For purposes of obtaining flow rates of 0.5 to 10 gallons/minute of permeate at peak flow rate at a pressure drop of about 15 psi (in-line pressure), there is required 200 to 1000 ft2 of membrane surface area. Thus, sufficient bundles of hollow fiber membranes at a required length should be used to provide such flow rates. As an example,
For purposes of providing potable water, it is preferred to use hollow fiber membranes having a pore size smaller than 1 μm and more preferably less than 0.5 μm, with a typical pore size for the membrane being in the range of 0.001 to 1 μm.
The hollow fiber membranes extend substantially vertically from header 47 to header 29, respectively. It will be understood that chamber 2 may be provided in the horizontal position with the hollow fiber membranes extending in the horizontal from header 47 to header 29. Further, the filtration tank may be located on the bottom and diaphragm tank located on the top with inlet for feedwater being located on the side of tank 2, for example. Thus, the membrane module is comprised of a multiplicity of hollow fibers, through which the flux reaches a constant relatively high value. The terminal end portions of fibers in each header are substantially free from fiber-to-fiber contact. Fibers can operate with a trans-membrane pressure differential in the range of about 0.1 psi to about 25 psi, with the preferred hollow fibers having a trans-membrane pressure differential in the range of about 0.2 to 20 psi. In-line pressure, e.g., 20 to 100 psi is sufficient to overcome the preferred trans-membrane pressure.

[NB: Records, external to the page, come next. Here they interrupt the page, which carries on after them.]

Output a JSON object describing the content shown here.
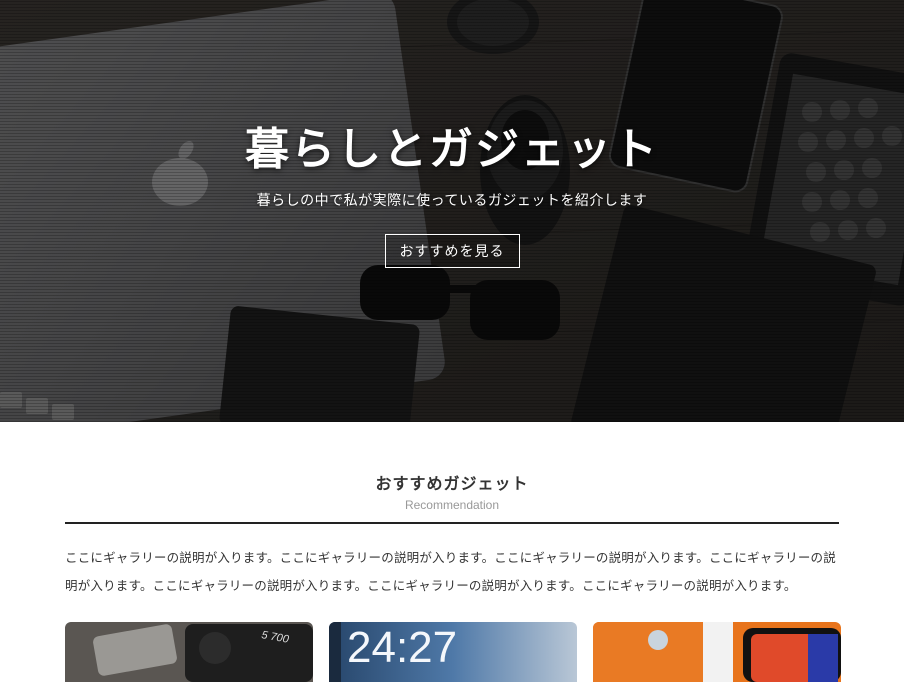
{
  "hero": {
    "title": "暮らしとガジェット",
    "subtitle": "暮らしの中で私が実際に使っているガジェットを紹介します",
    "button_label": "おすすめを見る"
  },
  "recommendation": {
    "title": "おすすめガジェット",
    "subtitle": "Recommendation",
    "description": "ここにギャラリーの説明が入ります。ここにギャラリーの説明が入ります。ここにギャラリーの説明が入ります。ここにギャラリーの説明が入ります。ここにギャラリーの説明が入ります。ここにギャラリーの説明が入ります。ここにギャラリーの説明が入ります。",
    "cards": [
      {
        "image": "camera-photo",
        "visible_text": "5 700"
      },
      {
        "image": "lockscreen-phone-photo",
        "visible_text": "24:27"
      },
      {
        "image": "smartphones-photo",
        "visible_text": ""
      }
    ]
  },
  "colors": {
    "hero_overlay": "#1e1c1a",
    "text_primary": "#333333",
    "text_muted": "#999999",
    "rule": "#222222",
    "white": "#ffffff"
  }
}
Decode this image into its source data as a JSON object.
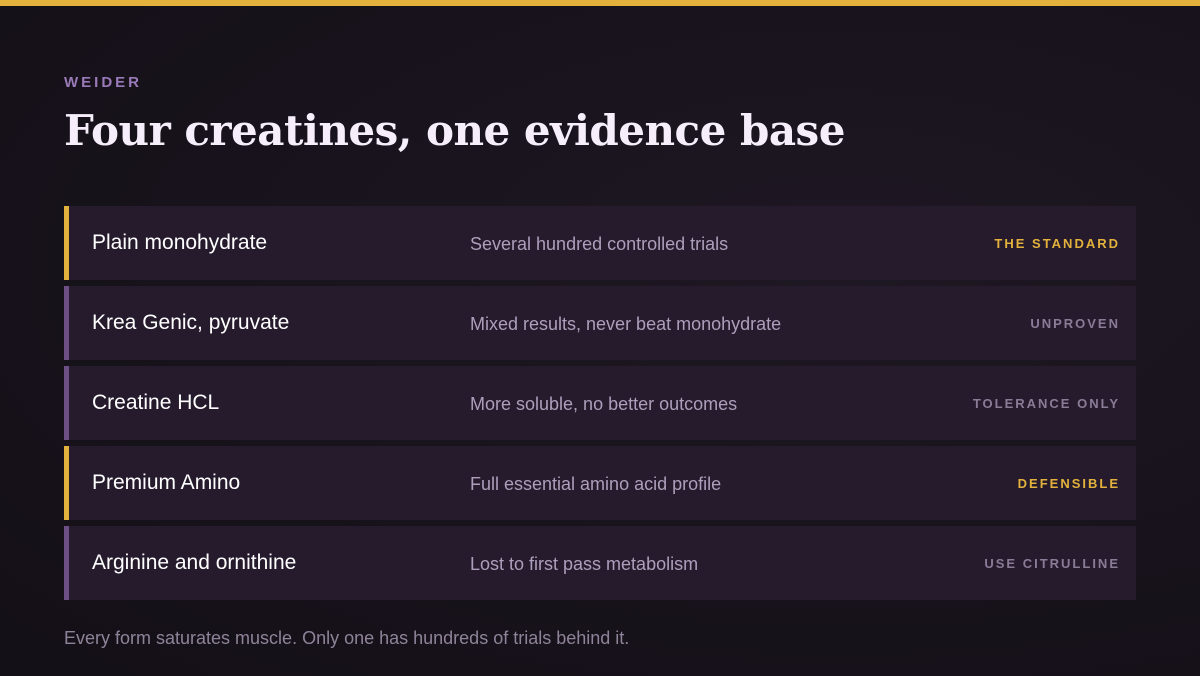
{
  "brand": "WEIDER",
  "title": "Four creatines, one evidence base",
  "accent_color": "#e3b23c",
  "muted_accent_color": "#6e4f85",
  "rows": [
    {
      "name": "Plain monohydrate",
      "description": "Several hundred controlled trials",
      "tag": "THE STANDARD",
      "highlight": true
    },
    {
      "name": "Krea Genic, pyruvate",
      "description": "Mixed results, never beat monohydrate",
      "tag": "UNPROVEN",
      "highlight": false
    },
    {
      "name": "Creatine HCL",
      "description": "More soluble, no better outcomes",
      "tag": "TOLERANCE ONLY",
      "highlight": false
    },
    {
      "name": "Premium Amino",
      "description": "Full essential amino acid profile",
      "tag": "DEFENSIBLE",
      "highlight": true
    },
    {
      "name": "Arginine and ornithine",
      "description": "Lost to first pass metabolism",
      "tag": "USE CITRULLINE",
      "highlight": false
    }
  ],
  "footer": "Every form saturates muscle. Only one has hundreds of trials behind it."
}
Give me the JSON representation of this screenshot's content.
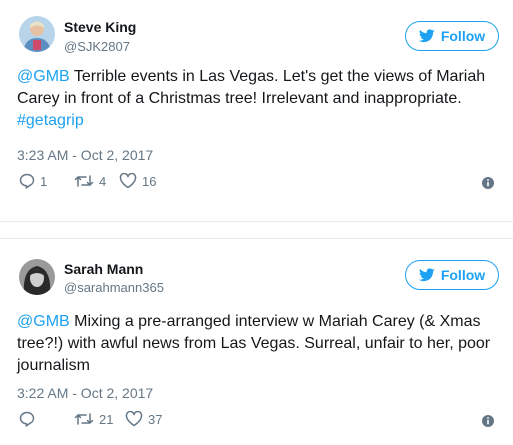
{
  "tweets": [
    {
      "name": "Steve King",
      "handle": "@SJK2807",
      "follow_label": "Follow",
      "mention": "@GMB",
      "body": " Terrible events in Las Vegas. Let's get the views of Mariah Carey in front of a Christmas tree! Irrelevant and inappropriate. ",
      "hashtag": "#getagrip",
      "timestamp": "3:23 AM - Oct 2, 2017",
      "reply_count": "1",
      "retweet_count": "4",
      "like_count": "16"
    },
    {
      "name": "Sarah Mann",
      "handle": "@sarahmann365",
      "follow_label": "Follow",
      "mention": "@GMB",
      "body": " Mixing a pre-arranged interview w Mariah Carey (& Xmas tree?!) with awful news from Las Vegas. Surreal, unfair to her, poor journalism",
      "hashtag": "",
      "timestamp": "3:22 AM - Oct 2, 2017",
      "reply_count": "",
      "retweet_count": "21",
      "like_count": "37"
    }
  ],
  "icons": {
    "follow": "twitter-bird-icon",
    "reply": "reply-icon",
    "retweet": "retweet-icon",
    "like": "heart-icon",
    "info": "info-icon"
  },
  "colors": {
    "accent": "#1da1f2",
    "muted": "#657786",
    "text": "#14171a"
  }
}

Preferred hollow fibers are made of organic polymers and ceramics whether isotropic, or anisotropic, with a thin layer or skin on the outside surface of the fibers. Some fibers may be made from braided polymer covered with a porous natural rubber latex or a water-insoluble cellulosic polymeric material. Preferred organic polymers for fibers are polysulfones, poly(styrenes), PVDF (polyvinylidene fluoride) and PAN (polyacrylonitrile) including styrene-containing copolymers such as acrylonitrile-styrene, butadiene-styrene and styrene-vinylbenzylhalide copolymers, polycarbonates, cellulosic polymers, polypropylene, poly(vinyl chloride), poly(ethylene terephthalate), and the like disclosed in U.S. Pat. No. 4,230,463 the disclosure of which is incorporated by reference thereto as if fully set forth herein.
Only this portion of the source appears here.